Union leader Tony Helfer joined the crowd of protesters who converged upon Bigelow Boulevard Saturday to support a rally at which workers aired their complaints against the region’s largest employer.
“UPMC should stop firing their workers, allow these workers to return to work and allow these workers to choose for themselves whether they want to be represented by the union,” Helfer said.
UPMC employees, union members and other supporters gathered to protest what they consider unfair treatment of laborers by the health care company.
The rally occurred amid allegations that UPMC has fired employees for attempting to unionize, and comes as UPMC workers in food service, medical assistance, transportation and other sectors demand higher wages and the formation of a labor union.
Pitt police estimated that 450 people attended the event, which began around 11:00 a.m. in the busy Forbes-Fifth corridor between the Cathedral of Learning and the William Pitt Union. The rally ended at about 12:30 p.m., as protesters began to march west on Fifth Avenue in the direction of the University Store on Fifth as Pittsburgh city police officers diverted traffic and patrolled nearby on bicycles.
The group Make It Our UPMC organized the rally, which included a bandstand, a tented area with food and refreshments and a live performance by the Pittsburgh-based Terrance Vaughn Trio. Pennsylvania Rep. Erin Molchany, D-Mount Washington, presided over the event, introducing 14 guest speakers, including workers and other elected officials.
“There are at least seven employees who have been fired for wearing a pin or talking with their friends and colleagues about a union,” District 4 Councilwoman Natalia Rudiak said at the event.
She said the National Labor Relations Board has deemed some of these ex-UPMC employees’ grievances as legitimate and claimed that UPMC has used “intimidation tactics” against workers.
UPMC spokeswoman Gloria Kreps said the rally unfairly vilified UPMC.
“We believe that the purpose and intent of the rally is to divert the public from the truth, and cast UPMC hospitals — and the great people who work here every day — in the worst possible light,” she said in an email. “Rallies of this kind demean the excellent care we provide to our patients.”

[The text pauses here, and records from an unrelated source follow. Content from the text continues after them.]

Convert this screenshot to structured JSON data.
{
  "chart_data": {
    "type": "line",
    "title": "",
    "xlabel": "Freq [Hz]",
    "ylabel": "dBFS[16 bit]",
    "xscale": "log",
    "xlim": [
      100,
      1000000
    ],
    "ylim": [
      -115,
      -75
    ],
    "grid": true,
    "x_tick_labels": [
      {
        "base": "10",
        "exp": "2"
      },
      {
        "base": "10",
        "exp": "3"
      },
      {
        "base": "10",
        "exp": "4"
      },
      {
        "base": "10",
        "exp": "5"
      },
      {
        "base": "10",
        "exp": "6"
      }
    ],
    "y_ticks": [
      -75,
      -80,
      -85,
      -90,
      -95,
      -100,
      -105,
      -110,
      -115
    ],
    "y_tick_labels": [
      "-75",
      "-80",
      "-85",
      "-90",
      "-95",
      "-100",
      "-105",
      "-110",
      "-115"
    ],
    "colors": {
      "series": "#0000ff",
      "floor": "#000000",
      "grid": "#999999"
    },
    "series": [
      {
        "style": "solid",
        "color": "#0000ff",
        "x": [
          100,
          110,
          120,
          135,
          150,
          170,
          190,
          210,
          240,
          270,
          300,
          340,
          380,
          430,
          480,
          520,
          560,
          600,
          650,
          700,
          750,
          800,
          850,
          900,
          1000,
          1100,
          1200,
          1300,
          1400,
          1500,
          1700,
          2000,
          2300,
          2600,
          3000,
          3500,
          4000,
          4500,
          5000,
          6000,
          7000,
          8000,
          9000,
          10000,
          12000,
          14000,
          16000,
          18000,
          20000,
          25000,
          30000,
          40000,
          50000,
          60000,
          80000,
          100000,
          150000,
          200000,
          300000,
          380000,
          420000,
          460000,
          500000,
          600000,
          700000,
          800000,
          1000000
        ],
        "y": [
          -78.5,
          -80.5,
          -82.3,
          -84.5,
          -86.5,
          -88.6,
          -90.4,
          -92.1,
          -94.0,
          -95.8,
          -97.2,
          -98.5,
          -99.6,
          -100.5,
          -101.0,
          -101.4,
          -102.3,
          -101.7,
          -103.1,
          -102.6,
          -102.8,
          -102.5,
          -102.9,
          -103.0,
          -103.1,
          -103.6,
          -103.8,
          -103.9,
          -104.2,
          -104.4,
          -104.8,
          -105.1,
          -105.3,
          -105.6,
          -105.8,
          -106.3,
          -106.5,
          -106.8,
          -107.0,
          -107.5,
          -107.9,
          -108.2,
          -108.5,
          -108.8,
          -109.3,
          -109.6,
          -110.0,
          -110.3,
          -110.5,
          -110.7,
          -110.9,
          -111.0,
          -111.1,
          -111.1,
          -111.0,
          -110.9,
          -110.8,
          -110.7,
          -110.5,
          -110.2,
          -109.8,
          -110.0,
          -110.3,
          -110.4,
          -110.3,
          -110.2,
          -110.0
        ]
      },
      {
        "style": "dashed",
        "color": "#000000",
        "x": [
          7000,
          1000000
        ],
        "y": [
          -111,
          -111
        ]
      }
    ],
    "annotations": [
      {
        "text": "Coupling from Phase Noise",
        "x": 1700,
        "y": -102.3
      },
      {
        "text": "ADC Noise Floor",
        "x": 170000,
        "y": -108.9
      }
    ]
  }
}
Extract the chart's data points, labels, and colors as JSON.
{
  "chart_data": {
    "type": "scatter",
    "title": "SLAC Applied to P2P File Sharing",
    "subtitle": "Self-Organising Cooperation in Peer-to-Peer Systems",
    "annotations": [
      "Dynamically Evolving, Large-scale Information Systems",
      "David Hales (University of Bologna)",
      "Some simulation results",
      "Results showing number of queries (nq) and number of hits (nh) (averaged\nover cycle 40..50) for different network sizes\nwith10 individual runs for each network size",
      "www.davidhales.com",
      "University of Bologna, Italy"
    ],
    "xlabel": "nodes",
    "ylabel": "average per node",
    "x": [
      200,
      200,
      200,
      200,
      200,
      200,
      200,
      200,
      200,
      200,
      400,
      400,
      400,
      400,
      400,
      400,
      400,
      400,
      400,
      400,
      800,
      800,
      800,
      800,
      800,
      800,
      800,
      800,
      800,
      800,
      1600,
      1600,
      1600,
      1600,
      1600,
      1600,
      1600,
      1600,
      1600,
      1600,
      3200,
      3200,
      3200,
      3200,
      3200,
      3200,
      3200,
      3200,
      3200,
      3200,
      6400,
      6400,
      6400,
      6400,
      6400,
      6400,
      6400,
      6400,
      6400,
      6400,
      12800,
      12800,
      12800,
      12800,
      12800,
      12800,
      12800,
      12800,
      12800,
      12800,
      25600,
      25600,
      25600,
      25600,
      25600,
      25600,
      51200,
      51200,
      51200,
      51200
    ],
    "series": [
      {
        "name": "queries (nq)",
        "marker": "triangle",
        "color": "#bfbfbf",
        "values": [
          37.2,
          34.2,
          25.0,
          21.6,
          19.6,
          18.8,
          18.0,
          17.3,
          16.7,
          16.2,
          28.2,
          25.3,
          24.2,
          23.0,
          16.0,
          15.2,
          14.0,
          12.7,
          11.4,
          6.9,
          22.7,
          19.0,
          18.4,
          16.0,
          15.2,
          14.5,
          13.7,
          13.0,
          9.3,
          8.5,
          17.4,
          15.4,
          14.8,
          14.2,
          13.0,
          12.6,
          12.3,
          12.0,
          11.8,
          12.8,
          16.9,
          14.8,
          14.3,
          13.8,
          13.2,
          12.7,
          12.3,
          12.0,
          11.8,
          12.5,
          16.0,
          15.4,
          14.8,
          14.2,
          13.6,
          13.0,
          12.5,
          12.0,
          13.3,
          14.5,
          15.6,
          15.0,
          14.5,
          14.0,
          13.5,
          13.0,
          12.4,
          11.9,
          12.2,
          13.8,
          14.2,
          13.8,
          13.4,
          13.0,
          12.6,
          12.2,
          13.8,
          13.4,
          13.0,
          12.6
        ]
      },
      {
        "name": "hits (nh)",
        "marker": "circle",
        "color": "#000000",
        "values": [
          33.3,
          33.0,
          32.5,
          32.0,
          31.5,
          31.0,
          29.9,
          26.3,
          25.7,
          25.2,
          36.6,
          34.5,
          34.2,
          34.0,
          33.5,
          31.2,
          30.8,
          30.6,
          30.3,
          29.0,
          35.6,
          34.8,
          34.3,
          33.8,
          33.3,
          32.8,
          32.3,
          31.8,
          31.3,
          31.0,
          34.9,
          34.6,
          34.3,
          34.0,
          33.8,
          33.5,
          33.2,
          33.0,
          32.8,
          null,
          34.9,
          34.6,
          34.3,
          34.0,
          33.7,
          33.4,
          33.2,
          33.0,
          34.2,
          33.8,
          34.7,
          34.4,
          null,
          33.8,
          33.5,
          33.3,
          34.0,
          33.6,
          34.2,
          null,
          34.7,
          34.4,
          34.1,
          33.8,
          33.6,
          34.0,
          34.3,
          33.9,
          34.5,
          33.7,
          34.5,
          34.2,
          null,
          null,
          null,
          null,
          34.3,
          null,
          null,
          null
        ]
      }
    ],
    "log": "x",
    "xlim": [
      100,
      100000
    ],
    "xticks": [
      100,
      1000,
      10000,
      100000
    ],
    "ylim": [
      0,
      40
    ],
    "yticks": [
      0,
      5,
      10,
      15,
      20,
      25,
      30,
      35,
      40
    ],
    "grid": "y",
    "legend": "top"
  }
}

But Rudiak pointed to UPMC’s recent affiliation with the National Right to Work Legal Defense Foundation — which opposes compulsory unionization — as an attempt “to bust these workers.”
The United Food and Commercial Workers International Union, for which Helfer is president of the Local 23 chapter, was one union that came out Saturday. Others included the Service Employees International Union, Unite Here (a hotel, food service, laundry and casino-gaming industry union), the International Brotherhood of Electrical Workers and the United Mine Workers Association.
According to Kreps, UPMC provides its employees with “superior health benefits, retirement benefits that include both a defined benefits pension plan and a savings plan with employer matching contributions, and generous paid time off.” Kreps stated that, including these benefits, the lowest-paid full-time employees earn $21 per hour.
Linda Mazza and Veronica Smith will soon be former UPMC transcriptionists.
They pointed out that, while Kreps’ statement regarding compensation and benefits may be true, full-time workers were being pushed out. The two women, who each earn about $17 per hour, were given the option to quit UPMC or transition on Sept. 20 to a company that UPMC has contracted to do its transcription assignments.
According to Smith, if they choose to work for the contractor, they’ll be paid by the number of lines they transcribe, which would amount to less than the minimum wage.
Additionally, they’d have to pay $79 out of their paychecks every two weeks for a Blue Cross Blue Shield health care plan if they opt to subscribe to their employer’s health care plan.
“So you figure if you make $650, you might have about $375 left for two weeks,” Smith said, estimating what she would take home after taxes.
While Kreps declined to respond specifically to these claims, she stressed that, in addition to workers’ benefits, UPMC provides tuition reimbursement for employees and their dependents who wish to further their education.
“UPMC’s compensation package far exceeds what other industries offer,” Kreps said, “and we continue to provide benefits most major corporations and governments are reducing or eliminating.”
Although the rally focused on workers’ rights, many speakers also criticized UPMC’s status as a nonprofit organization, a status that exempts the company from paying property taxes. Earlier this year, the city filed a lawsuit in a Pennsylvania court challenging UPMC’s tax-exempt status.
Mackenzie Smith (who has no relation to Veronica) lead organizer for Unite Here Local 57, said that UPMC’s real-estate holdings total more than $1.5 billion. These holdings, if taxed, could yield a large amount of money that would benefit local schools and transit systems.
“They have so much potential,” she said. “They give great care, but they need to do the right thing by this community.”